La devoluzione leghista che si dovrebbe approvare è tesa,
invece, a strappare allo Stato affidandoli alle regioni, diritti
esclusivi di legislazione. Qui è la miccia dell'esplosione
dell'unità nazionale. Si dice - ed è già
gravissimo - che la minaccia riguarderebbe solo tre settori: la
sanità, la scuola e la polizia regionale. Inutile dilungarsi
qui su cose già dette: avremmo, malgrado risibili clausole
di salvaguardia, venti sistemi sanitari diseguali,venti sistemi
scolastici con svariate ore di materie "locali", dal
dialetto alle costumanze folcloristiche, venti polizie regionali
da affiancare ai troppi corpi già esistenti (Ps, Carabinieri,
GdF, polizia penitenziaria, forstale, municipale). Ma, oltre a
ciò, la costituzione berlusconiana-leghista affida alla
competenza esclusiva della legislazione regionale tutte quelle
materie che non siano espressamente riservate allo Stato. Questo
si vedrebbe, quindi, sottratte l'agricoltura, il turismo, il commercio,
l'artigianato, quasi tutta l'industria, salvo l'energia. Non ci
sarebbe spazio per quasi nessuna politica nazionale, dalla promozione
del territorio alla rappresentanza degli interessi italiani in
sede europea e internazionale. Tanto varrebbe seguire l'esempio
balcanico che in poco tempo ha variegato la carta geografica con
la riemersione di serbia, Bosnia, Montenegro, Slovenia, Sangiaccato,
Macedonia, Kosovo e via continuando.
Sotto un profilo più generale la carta del 1947 risulterebbe
praticamente semicancellata con 53 articoli annullati o riscritti
e la prima parte, apparentemente salva ma sostanzialmente insidiata.
Sul vulnus parziale dela modifica del titolo V, improvvidamente
inferto nel 2001 dal centrosinistra, si è così innestato
un ben più corposo e dirompente tsunami. Quel che è
peggio sta passando nella mentalità corrente l'idea che
la costituzione sia una legge come tutte le altre, sì che
ogni maggioranza, vieppiù in un istema di alternanza, può,
di volta in volta, scomporla e ricomporla a seconda delle sue
specifiche aspirazioni, convenienze tattiche, contingenze impreviste.

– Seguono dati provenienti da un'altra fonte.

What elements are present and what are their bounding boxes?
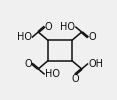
Text: HO: HO (17, 32, 32, 42)
Text: O: O (71, 74, 79, 84)
Text: HO: HO (45, 69, 60, 79)
Text: O: O (88, 32, 96, 42)
Text: O: O (45, 22, 52, 32)
Text: HO: HO (60, 22, 75, 32)
Text: O: O (24, 58, 32, 69)
Text: OH: OH (88, 58, 103, 69)
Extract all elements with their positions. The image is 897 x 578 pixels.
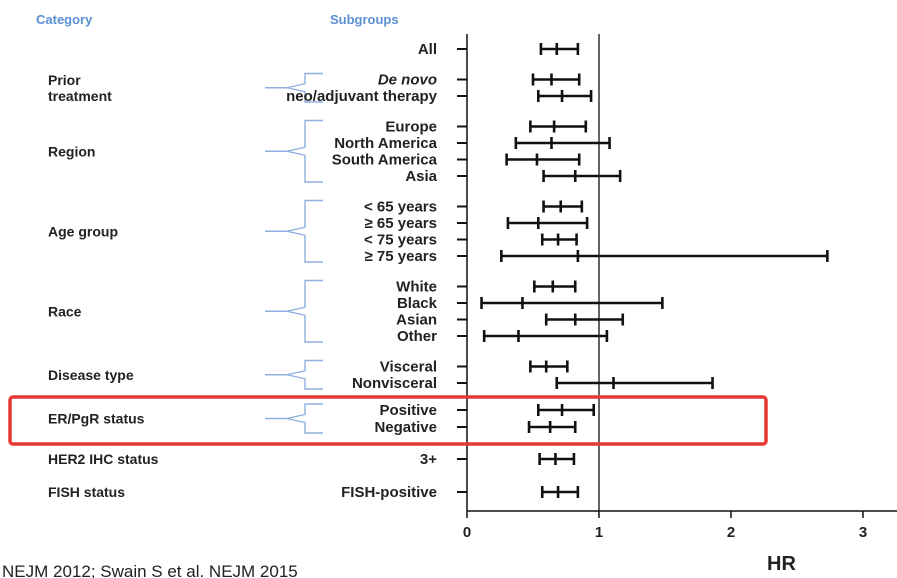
subgroup-race-other: Other (397, 328, 437, 345)
subgroup-age-group-65-years: < 65 years (364, 199, 437, 216)
subgroup-er-pgr-status-negative: Negative (374, 419, 437, 436)
category-header: Category (36, 12, 93, 27)
subgroup-age-group-75-years: ≥ 75 years (365, 248, 437, 265)
x-tick-label-0: 0 (463, 524, 471, 541)
x-axis: 0 1 2 3 (463, 34, 897, 541)
brace-disease-type (286, 359, 323, 390)
subgroup-region-europe: Europe (385, 119, 437, 136)
subgroup-race-asian: Asian (396, 312, 437, 329)
footnote: NEJM 2012; Swain S et al. NEJM 2015 (2, 562, 298, 578)
x-tick-label-3: 3 (859, 524, 867, 541)
subgroup-disease-type-nonvisceral: Nonvisceral (352, 375, 437, 392)
subgroup-er-pgr-status-positive: Positive (379, 402, 437, 419)
category-age-group: Age group (48, 223, 118, 239)
x-axis-label: HR (767, 553, 796, 575)
subgroup-race-black: Black (397, 295, 438, 312)
subgroup-age-group-75-years: < 75 years (364, 232, 437, 249)
subgroup-prior-treatment-de-novo: De novo (378, 72, 437, 89)
subgroup-disease-type-visceral: Visceral (380, 359, 437, 376)
group-braces (265, 72, 323, 434)
brace-age-group (286, 199, 323, 263)
subgroup-her2-ihc-status-3: 3+ (420, 451, 437, 468)
subgroups-header: Subgroups (330, 12, 399, 27)
subgroup-region-asia: Asia (405, 168, 437, 185)
subgroup-fish-status-fish-positive: FISH-positive (341, 484, 437, 501)
highlight-box (8, 395, 768, 446)
category-prior-treatment: Prior treatment (48, 72, 112, 104)
subgroup-overall-all: All (418, 41, 437, 58)
x-tick-label-2: 2 (727, 524, 735, 541)
brace-race (286, 279, 323, 343)
category-race: Race (48, 303, 82, 319)
brace-region (286, 119, 323, 183)
category-region: Region (48, 143, 95, 159)
subgroup-region-north-america: North America (334, 135, 437, 152)
brace-er-pgr-status (286, 403, 323, 434)
ci-marks (457, 43, 829, 498)
category-labels: Prior treatment Region Age group Race Disease… (48, 72, 159, 500)
subgroup-age-group-65-years: ≥ 65 years (365, 215, 437, 232)
x-tick-label-1: 1 (595, 524, 603, 541)
category-disease-type: Disease type (48, 367, 134, 383)
category-her2-ihc-status: HER2 IHC status (48, 451, 159, 467)
subgroup-race-white: White (396, 279, 437, 296)
subgroup-region-south-america: South America (332, 152, 438, 169)
category-fish-status: FISH status (48, 484, 125, 500)
subgroup-prior-treatment-neo-adjuvant-therapy: neo/adjuvant therapy (286, 88, 438, 105)
category-er-pgr-status: ER/PgR status (48, 411, 145, 427)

Di qui la tendenza ada accompagnare l'alternanza elettorale alla
dittatura della maggioranza che si sente officiata a tutto occupare
e a tutto stravolgere, proprio in contrapposizione al costituzionalismo
moderno, imperniato sulla definizione dei limiti e alla separazione
dei singoli poteri istituzionali così da garantire diritti
e regole comuni per tutti i cittadini. Qui sta, appunto, il significato
fondamentale della Costituzione oggi in pericolo: una tavola,
elaborata in una stagione di alta intemperie delle forze politiche,
che dai cattolici ai comunisti, dai liberali ai socialisti seppero
definire valori e principi capaci assicurare la convivenza civile
degli italiani in anni, dal '47 ad oggi, attraversati da un epocale
scontro di civiltà, da guerre, da lotte sociali e politiche
asperrime, da sconvolgimenti economici e sociali profondissimi,
senza che mai venissero meno le garanzie di democrazia e di libertà,
la correttezza istituzionale, le possibilità di introdurre
nuovi diritti prima inediti (dalla salute al divorzio, dal codice
di famiglia ll'aborto). Quel quadro cosituzionale ha retto a tutte
le prove e va nella sua sostanza strenuamente difeso.
Se qualche inceppo funzionale si è rivelato col tempo nulla
impedisce che si introducano modifiche di razionalizzazione opportunamente
concordate. Sopratutto va tenuto presente che le falle di governabilità
che devastano la vita politica italiana non dipendono da arretratezze
costituzionali ma dalla dissennatezza di una legge elettorale
che esula per la sua stesura dai dettami della Carta.
Ormai siamo al dunque. Nel 390 a.C. i romani dormienti, mentre
i Galli di Brenno stavano per farli a pezzi, vennero risvegliati
in tempo dallo schiamazzare delle oche del Campidoglio. Chi sveglierà
ora gli stanchi combattenti dell'Ulivo?